Bianca is one of the students in Independence High School's specialized academic curriculum classes who spends months, even the whole year, looking forward to the annual class trip to Camp Thunderbird. This year's outing marked the six-year anniversary of the trip.
SAC classes are for students with intellectual disabilities and multiple disabilities, such as cerebral palsy. The SAC goal is to teach students to be as independent as possible.
The trip costs about $100 per student to stay at Camp Thunderbird, plus incidentals such as transportation to Lake Wylie. Students who go are able to take care of their personal routines and be mobile, though some have limited speech or don't talk much at all.
The Independence High teacher who founded the trip left the school after its first year, and Whitlock said a school leader suggested she approach community groups about paying for subsequent outings.
Soon afterward, Whitlock made a presentation to the Lions Club.
"They funded the whole thing the first year," Whitlock said. The Lions Club since has shared funding with grants from the YMCA.
"They really care about these kids, and they care about the opportunity," said Casey Kohl, another Independence SAC teacher who goes on the trip.
Some of the campers have never spent a night away from their parents.
"The first year, we thought it would be fun," Kohl said. "It was life-changing."
This year, about 25 students, including some special-needs students from Northeast Middle School, kicked off their stay at Camp Thunderbird with a dance party.
Whitlock, Kohl, Independence English teacher Ben Barry, Independence assistant SAC teacher Frank Nunn and substitute Heather Boone chaperoned. Assistants Patricia Dowdell and Onie Houston helped during the day.

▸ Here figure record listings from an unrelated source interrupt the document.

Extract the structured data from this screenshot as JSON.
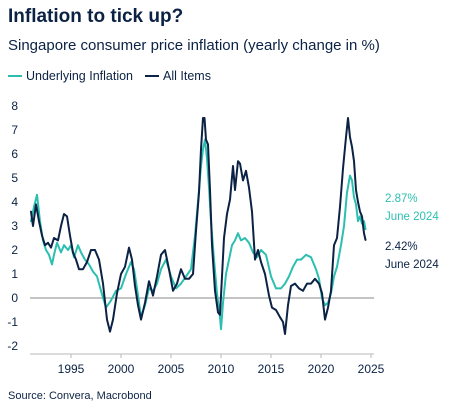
{
  "title": "Inflation to tick up?",
  "subtitle": "Singapore consumer price inflation (yearly change in %)",
  "source": "Source: Convera, Macrobond",
  "colors": {
    "underlying": "#2cbfb0",
    "all_items": "#0b2244",
    "text": "#0b2244",
    "zero_line": "#8a8a8a"
  },
  "annotations": [
    {
      "value_text": "2.87%",
      "date_text": "June 2024",
      "series": "underlying"
    },
    {
      "value_text": "2.42%",
      "date_text": "June 2024",
      "series": "all_items"
    }
  ],
  "chart_data": {
    "type": "line",
    "title": "Inflation to tick up?",
    "subtitle": "Singapore consumer price inflation (yearly change in %)",
    "xlabel": "",
    "ylabel": "",
    "xlim": [
      1990.9,
      2025.3
    ],
    "ylim": [
      -2,
      8
    ],
    "x_ticks": [
      1995,
      2000,
      2005,
      2010,
      2015,
      2020,
      2025
    ],
    "y_ticks": [
      -2,
      -1,
      0,
      1,
      2,
      3,
      4,
      5,
      6,
      7,
      8
    ],
    "legend_position": "top-left",
    "grid": false,
    "series": [
      {
        "name": "Underlying Inflation",
        "color": "#2cbfb0",
        "points": [
          [
            1991.0,
            3.2
          ],
          [
            1991.3,
            3.8
          ],
          [
            1991.6,
            4.3
          ],
          [
            1991.9,
            3.2
          ],
          [
            1992.2,
            2.4
          ],
          [
            1992.5,
            2.0
          ],
          [
            1992.8,
            1.8
          ],
          [
            1993.1,
            1.4
          ],
          [
            1993.3,
            1.8
          ],
          [
            1993.6,
            2.3
          ],
          [
            1994.0,
            1.9
          ],
          [
            1994.3,
            2.2
          ],
          [
            1994.7,
            2.0
          ],
          [
            1995.0,
            2.2
          ],
          [
            1995.3,
            1.7
          ],
          [
            1995.7,
            2.2
          ],
          [
            1996.0,
            1.9
          ],
          [
            1996.4,
            1.6
          ],
          [
            1996.8,
            1.4
          ],
          [
            1997.2,
            1.1
          ],
          [
            1997.6,
            0.9
          ],
          [
            1998.0,
            0.3
          ],
          [
            1998.5,
            -0.4
          ],
          [
            1999.0,
            -0.1
          ],
          [
            1999.5,
            0.3
          ],
          [
            2000.0,
            0.4
          ],
          [
            2000.5,
            1.0
          ],
          [
            2001.0,
            1.5
          ],
          [
            2001.3,
            1.2
          ],
          [
            2001.6,
            0.4
          ],
          [
            2002.0,
            -0.8
          ],
          [
            2002.4,
            -0.3
          ],
          [
            2002.8,
            0.4
          ],
          [
            2003.2,
            0.3
          ],
          [
            2003.6,
            0.6
          ],
          [
            2004.0,
            1.2
          ],
          [
            2004.5,
            1.6
          ],
          [
            2005.0,
            0.9
          ],
          [
            2005.5,
            0.4
          ],
          [
            2006.0,
            0.6
          ],
          [
            2006.5,
            0.9
          ],
          [
            2007.0,
            1.2
          ],
          [
            2007.4,
            2.6
          ],
          [
            2007.7,
            4.0
          ],
          [
            2008.0,
            5.5
          ],
          [
            2008.2,
            6.2
          ],
          [
            2008.4,
            6.6
          ],
          [
            2008.6,
            5.8
          ],
          [
            2008.8,
            4.6
          ],
          [
            2009.0,
            3.2
          ],
          [
            2009.3,
            1.6
          ],
          [
            2009.6,
            0.2
          ],
          [
            2009.9,
            -0.8
          ],
          [
            2010.0,
            -1.3
          ],
          [
            2010.2,
            -0.2
          ],
          [
            2010.5,
            1.0
          ],
          [
            2010.8,
            1.6
          ],
          [
            2011.1,
            2.2
          ],
          [
            2011.4,
            2.4
          ],
          [
            2011.7,
            2.7
          ],
          [
            2012.0,
            2.4
          ],
          [
            2012.4,
            2.5
          ],
          [
            2012.8,
            2.3
          ],
          [
            2013.2,
            1.9
          ],
          [
            2013.6,
            1.7
          ],
          [
            2014.0,
            2.0
          ],
          [
            2014.5,
            1.8
          ],
          [
            2015.0,
            0.9
          ],
          [
            2015.5,
            0.4
          ],
          [
            2016.0,
            0.4
          ],
          [
            2016.4,
            0.6
          ],
          [
            2016.8,
            0.9
          ],
          [
            2017.2,
            1.3
          ],
          [
            2017.6,
            1.6
          ],
          [
            2018.0,
            1.6
          ],
          [
            2018.5,
            1.8
          ],
          [
            2019.0,
            1.7
          ],
          [
            2019.5,
            1.2
          ],
          [
            2019.8,
            0.8
          ],
          [
            2020.1,
            0.0
          ],
          [
            2020.4,
            -0.3
          ],
          [
            2020.7,
            -0.2
          ],
          [
            2021.0,
            0.2
          ],
          [
            2021.3,
            0.9
          ],
          [
            2021.6,
            1.3
          ],
          [
            2022.0,
            2.2
          ],
          [
            2022.3,
            3.0
          ],
          [
            2022.6,
            4.4
          ],
          [
            2022.9,
            5.1
          ],
          [
            2023.1,
            4.9
          ],
          [
            2023.3,
            4.2
          ],
          [
            2023.5,
            3.9
          ],
          [
            2023.7,
            3.2
          ],
          [
            2023.9,
            3.4
          ],
          [
            2024.1,
            3.1
          ],
          [
            2024.3,
            3.2
          ],
          [
            2024.45,
            2.87
          ]
        ]
      },
      {
        "name": "All Items",
        "color": "#0b2244",
        "points": [
          [
            1991.0,
            3.6
          ],
          [
            1991.2,
            3.0
          ],
          [
            1991.5,
            3.9
          ],
          [
            1991.8,
            3.2
          ],
          [
            1992.1,
            2.6
          ],
          [
            1992.4,
            2.2
          ],
          [
            1992.7,
            2.3
          ],
          [
            1993.0,
            2.1
          ],
          [
            1993.3,
            2.5
          ],
          [
            1993.7,
            2.4
          ],
          [
            1994.0,
            3.0
          ],
          [
            1994.3,
            3.5
          ],
          [
            1994.6,
            3.4
          ],
          [
            1994.9,
            2.6
          ],
          [
            1995.2,
            1.9
          ],
          [
            1995.5,
            1.6
          ],
          [
            1995.8,
            1.2
          ],
          [
            1996.2,
            1.2
          ],
          [
            1996.6,
            1.5
          ],
          [
            1997.0,
            2.0
          ],
          [
            1997.4,
            2.0
          ],
          [
            1997.8,
            1.6
          ],
          [
            1998.2,
            0.6
          ],
          [
            1998.6,
            -0.9
          ],
          [
            1998.9,
            -1.4
          ],
          [
            1999.2,
            -0.9
          ],
          [
            1999.6,
            0.2
          ],
          [
            2000.0,
            1.0
          ],
          [
            2000.4,
            1.3
          ],
          [
            2000.8,
            2.1
          ],
          [
            2001.1,
            1.6
          ],
          [
            2001.4,
            0.5
          ],
          [
            2001.7,
            -0.3
          ],
          [
            2002.0,
            -0.9
          ],
          [
            2002.4,
            -0.2
          ],
          [
            2002.8,
            0.7
          ],
          [
            2003.2,
            0.1
          ],
          [
            2003.6,
            0.9
          ],
          [
            2004.0,
            1.8
          ],
          [
            2004.4,
            2.0
          ],
          [
            2004.8,
            1.2
          ],
          [
            2005.2,
            0.3
          ],
          [
            2005.6,
            0.6
          ],
          [
            2006.0,
            1.2
          ],
          [
            2006.4,
            0.8
          ],
          [
            2006.8,
            0.8
          ],
          [
            2007.2,
            1.0
          ],
          [
            2007.5,
            2.8
          ],
          [
            2007.8,
            4.4
          ],
          [
            2008.0,
            6.2
          ],
          [
            2008.2,
            7.5
          ],
          [
            2008.35,
            7.5
          ],
          [
            2008.5,
            6.6
          ],
          [
            2008.7,
            6.4
          ],
          [
            2008.9,
            4.5
          ],
          [
            2009.1,
            2.2
          ],
          [
            2009.4,
            0.3
          ],
          [
            2009.7,
            -0.6
          ],
          [
            2009.9,
            -0.7
          ],
          [
            2010.1,
            0.9
          ],
          [
            2010.3,
            2.5
          ],
          [
            2010.6,
            3.5
          ],
          [
            2010.9,
            4.1
          ],
          [
            2011.2,
            5.5
          ],
          [
            2011.4,
            4.5
          ],
          [
            2011.7,
            5.7
          ],
          [
            2011.9,
            5.6
          ],
          [
            2012.2,
            4.9
          ],
          [
            2012.5,
            5.3
          ],
          [
            2012.8,
            4.6
          ],
          [
            2013.1,
            3.6
          ],
          [
            2013.4,
            1.6
          ],
          [
            2013.7,
            2.0
          ],
          [
            2014.0,
            1.5
          ],
          [
            2014.4,
            1.0
          ],
          [
            2014.8,
            0.1
          ],
          [
            2015.1,
            -0.4
          ],
          [
            2015.5,
            -0.5
          ],
          [
            2015.9,
            -0.8
          ],
          [
            2016.2,
            -1.0
          ],
          [
            2016.4,
            -1.5
          ],
          [
            2016.7,
            -0.3
          ],
          [
            2017.0,
            0.5
          ],
          [
            2017.4,
            0.6
          ],
          [
            2017.8,
            0.4
          ],
          [
            2018.2,
            0.3
          ],
          [
            2018.6,
            0.6
          ],
          [
            2019.0,
            0.6
          ],
          [
            2019.4,
            0.8
          ],
          [
            2019.8,
            0.6
          ],
          [
            2020.1,
            0.2
          ],
          [
            2020.4,
            -0.9
          ],
          [
            2020.7,
            -0.4
          ],
          [
            2021.0,
            0.3
          ],
          [
            2021.3,
            2.2
          ],
          [
            2021.6,
            2.5
          ],
          [
            2021.9,
            3.8
          ],
          [
            2022.2,
            5.4
          ],
          [
            2022.5,
            6.7
          ],
          [
            2022.7,
            7.5
          ],
          [
            2022.9,
            6.7
          ],
          [
            2023.1,
            6.3
          ],
          [
            2023.3,
            5.7
          ],
          [
            2023.5,
            4.5
          ],
          [
            2023.7,
            4.0
          ],
          [
            2023.9,
            3.6
          ],
          [
            2024.1,
            3.4
          ],
          [
            2024.3,
            2.7
          ],
          [
            2024.45,
            2.42
          ]
        ]
      }
    ]
  }
}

Camp Thunderbird students learn astronomy, try a zip line and climbing wall and play games. They eat in the cafeteria and sit around a campfire.

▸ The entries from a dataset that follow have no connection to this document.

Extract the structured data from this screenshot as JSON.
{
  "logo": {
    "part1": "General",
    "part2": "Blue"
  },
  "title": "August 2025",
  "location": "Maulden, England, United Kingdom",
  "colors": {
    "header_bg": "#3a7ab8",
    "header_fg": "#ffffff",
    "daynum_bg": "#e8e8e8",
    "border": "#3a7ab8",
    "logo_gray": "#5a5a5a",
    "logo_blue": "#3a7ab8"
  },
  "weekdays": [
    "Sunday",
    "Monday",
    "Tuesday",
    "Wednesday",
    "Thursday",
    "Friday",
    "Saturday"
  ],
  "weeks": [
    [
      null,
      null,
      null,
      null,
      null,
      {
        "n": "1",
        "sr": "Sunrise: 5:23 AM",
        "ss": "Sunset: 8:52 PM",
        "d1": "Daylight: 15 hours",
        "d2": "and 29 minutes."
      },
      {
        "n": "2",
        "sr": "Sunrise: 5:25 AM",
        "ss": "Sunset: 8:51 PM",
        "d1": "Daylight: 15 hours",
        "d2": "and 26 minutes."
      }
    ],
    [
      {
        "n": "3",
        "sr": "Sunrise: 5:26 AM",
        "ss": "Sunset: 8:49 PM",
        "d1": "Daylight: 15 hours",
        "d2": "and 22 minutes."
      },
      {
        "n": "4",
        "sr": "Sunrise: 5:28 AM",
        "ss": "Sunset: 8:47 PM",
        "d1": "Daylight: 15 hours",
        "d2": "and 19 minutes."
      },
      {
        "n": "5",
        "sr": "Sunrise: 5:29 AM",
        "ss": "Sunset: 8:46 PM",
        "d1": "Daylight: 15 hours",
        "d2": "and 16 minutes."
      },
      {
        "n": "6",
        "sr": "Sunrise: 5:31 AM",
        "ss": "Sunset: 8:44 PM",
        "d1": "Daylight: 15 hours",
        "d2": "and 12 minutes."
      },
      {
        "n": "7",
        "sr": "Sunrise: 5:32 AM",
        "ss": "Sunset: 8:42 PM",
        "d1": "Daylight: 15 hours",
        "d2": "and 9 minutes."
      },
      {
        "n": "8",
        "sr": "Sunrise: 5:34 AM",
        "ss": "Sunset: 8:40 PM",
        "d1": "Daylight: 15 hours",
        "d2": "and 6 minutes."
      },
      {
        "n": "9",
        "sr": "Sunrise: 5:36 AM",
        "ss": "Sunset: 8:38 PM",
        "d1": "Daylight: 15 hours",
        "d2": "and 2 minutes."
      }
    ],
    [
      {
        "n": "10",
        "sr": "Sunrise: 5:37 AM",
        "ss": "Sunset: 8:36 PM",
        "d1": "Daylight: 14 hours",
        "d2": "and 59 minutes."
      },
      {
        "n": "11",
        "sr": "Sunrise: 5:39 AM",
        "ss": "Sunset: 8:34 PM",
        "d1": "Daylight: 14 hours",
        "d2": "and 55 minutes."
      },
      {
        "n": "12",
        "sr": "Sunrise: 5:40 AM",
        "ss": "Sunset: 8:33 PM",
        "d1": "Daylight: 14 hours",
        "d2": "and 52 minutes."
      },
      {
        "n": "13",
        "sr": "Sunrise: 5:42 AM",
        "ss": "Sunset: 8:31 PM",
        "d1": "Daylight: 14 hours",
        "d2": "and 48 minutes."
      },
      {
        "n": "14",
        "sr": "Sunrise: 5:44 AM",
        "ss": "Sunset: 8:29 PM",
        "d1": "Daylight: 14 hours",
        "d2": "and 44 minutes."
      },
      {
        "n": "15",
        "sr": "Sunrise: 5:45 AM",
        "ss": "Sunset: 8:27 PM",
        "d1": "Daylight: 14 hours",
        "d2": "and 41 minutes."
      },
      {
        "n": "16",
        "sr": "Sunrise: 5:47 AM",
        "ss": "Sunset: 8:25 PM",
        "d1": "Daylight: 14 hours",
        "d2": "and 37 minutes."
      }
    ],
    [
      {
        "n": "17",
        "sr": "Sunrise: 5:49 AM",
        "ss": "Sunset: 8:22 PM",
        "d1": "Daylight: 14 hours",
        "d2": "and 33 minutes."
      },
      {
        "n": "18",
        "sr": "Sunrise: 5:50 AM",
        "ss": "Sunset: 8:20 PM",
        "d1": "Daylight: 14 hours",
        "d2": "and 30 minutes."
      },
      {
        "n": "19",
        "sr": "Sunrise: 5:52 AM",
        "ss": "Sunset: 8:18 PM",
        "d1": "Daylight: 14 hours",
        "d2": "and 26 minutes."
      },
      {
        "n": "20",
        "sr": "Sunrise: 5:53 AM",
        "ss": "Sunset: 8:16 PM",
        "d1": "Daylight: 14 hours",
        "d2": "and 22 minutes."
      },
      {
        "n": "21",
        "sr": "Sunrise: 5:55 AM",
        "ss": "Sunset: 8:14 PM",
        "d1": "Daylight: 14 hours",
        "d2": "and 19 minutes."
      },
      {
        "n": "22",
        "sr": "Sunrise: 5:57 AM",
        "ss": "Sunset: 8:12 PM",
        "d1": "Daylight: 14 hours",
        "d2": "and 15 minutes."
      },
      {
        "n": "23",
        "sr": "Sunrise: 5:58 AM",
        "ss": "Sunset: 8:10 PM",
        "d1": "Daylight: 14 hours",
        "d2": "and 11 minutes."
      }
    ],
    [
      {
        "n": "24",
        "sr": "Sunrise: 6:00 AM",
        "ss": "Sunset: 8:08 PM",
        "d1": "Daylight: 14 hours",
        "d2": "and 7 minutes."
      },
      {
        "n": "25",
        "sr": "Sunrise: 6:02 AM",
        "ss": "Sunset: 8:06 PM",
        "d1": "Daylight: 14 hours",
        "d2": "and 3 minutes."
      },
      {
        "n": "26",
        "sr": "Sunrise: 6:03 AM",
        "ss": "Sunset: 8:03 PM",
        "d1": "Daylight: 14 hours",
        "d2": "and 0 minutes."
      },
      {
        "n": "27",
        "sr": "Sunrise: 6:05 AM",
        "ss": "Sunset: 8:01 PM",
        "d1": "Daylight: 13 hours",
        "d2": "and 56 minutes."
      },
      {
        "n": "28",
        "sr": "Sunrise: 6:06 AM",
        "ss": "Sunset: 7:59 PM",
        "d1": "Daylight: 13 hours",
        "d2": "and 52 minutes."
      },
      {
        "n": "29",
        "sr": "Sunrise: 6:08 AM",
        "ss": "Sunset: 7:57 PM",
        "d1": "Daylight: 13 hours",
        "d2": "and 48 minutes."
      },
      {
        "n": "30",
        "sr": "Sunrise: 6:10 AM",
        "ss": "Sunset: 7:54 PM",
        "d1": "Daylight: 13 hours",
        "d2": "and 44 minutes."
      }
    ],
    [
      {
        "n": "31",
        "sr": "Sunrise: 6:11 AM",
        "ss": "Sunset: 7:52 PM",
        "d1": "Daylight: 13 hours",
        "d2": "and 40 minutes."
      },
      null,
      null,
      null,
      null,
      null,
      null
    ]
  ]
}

The mundane aspects of camp, however, can be just as much of an adventure: Unpacking a suitcase. Taking a shower. Laying out clothes for the next day.
The first year, teachers had to help many students by walking them through personal routines, Kohl said.

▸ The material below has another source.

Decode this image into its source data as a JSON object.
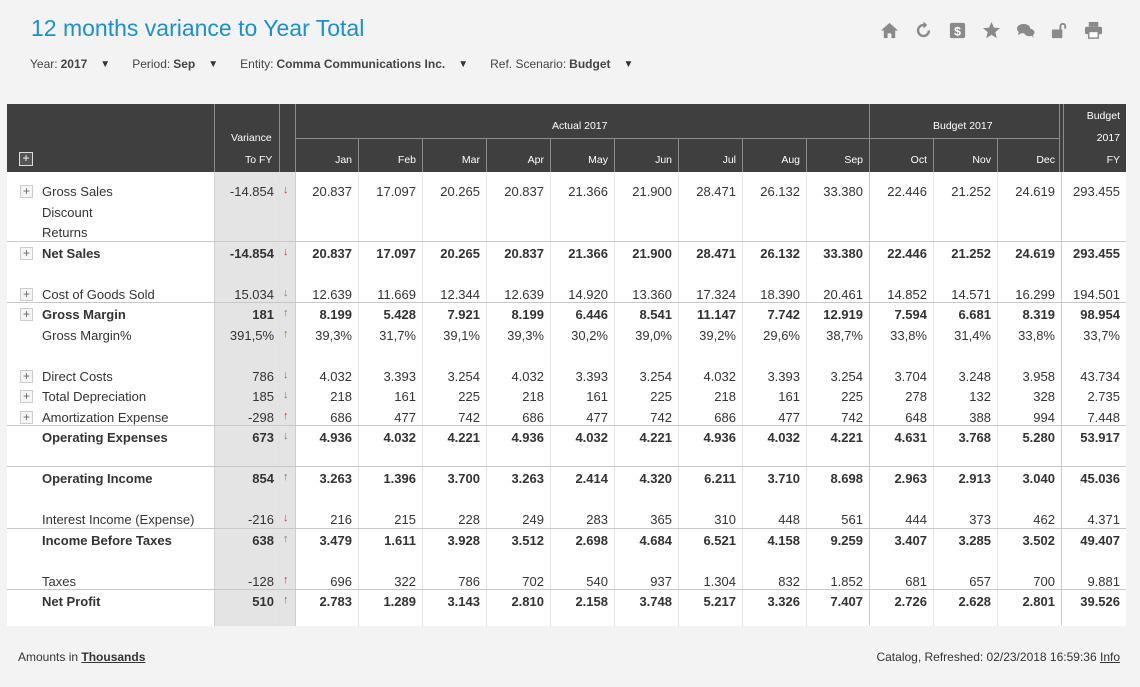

Some students now have been to camp for several years and have the routine down.
"This year they're doing everything themselves," said Kohl. "It's gives them a whole different skill set."
The behavior issues that might crop up in the classroom disappear at Camp Thunderbird, Kohl said. Students often have such a good time they forget to call their parents.
"We have never had to take a kid home, and we've never had a kid cry," he said. "Parents realize their kids can be independent."
The students list different aspects of camp as their favorite. Jeremiah Livingston chose the climbing wall. Talaya Mackey liked fishing. Heather Steele and Kevin Sumski enjoyed dancing.
Some students blossom at Camp Thunderbird, becoming better friends and bonding with Camp Thunderbird counselors who work with them.
"The counselors are just amazing," Whitlock said. "Our kids are grateful and affectionate and excited, and they just love working with them."
While the trip can be hard work for teachers, they say, it's worth it because of the growing experience it can be for students.
Many kids say it's the highlight of their year.
"They love it and have a good time together," Whitlock said.
One student, Whitlock said, came on the trip soon after a serious fire at her family's home.
"She had an absolute ball," Whitlock said. "She couldn't stop smiling the whole time."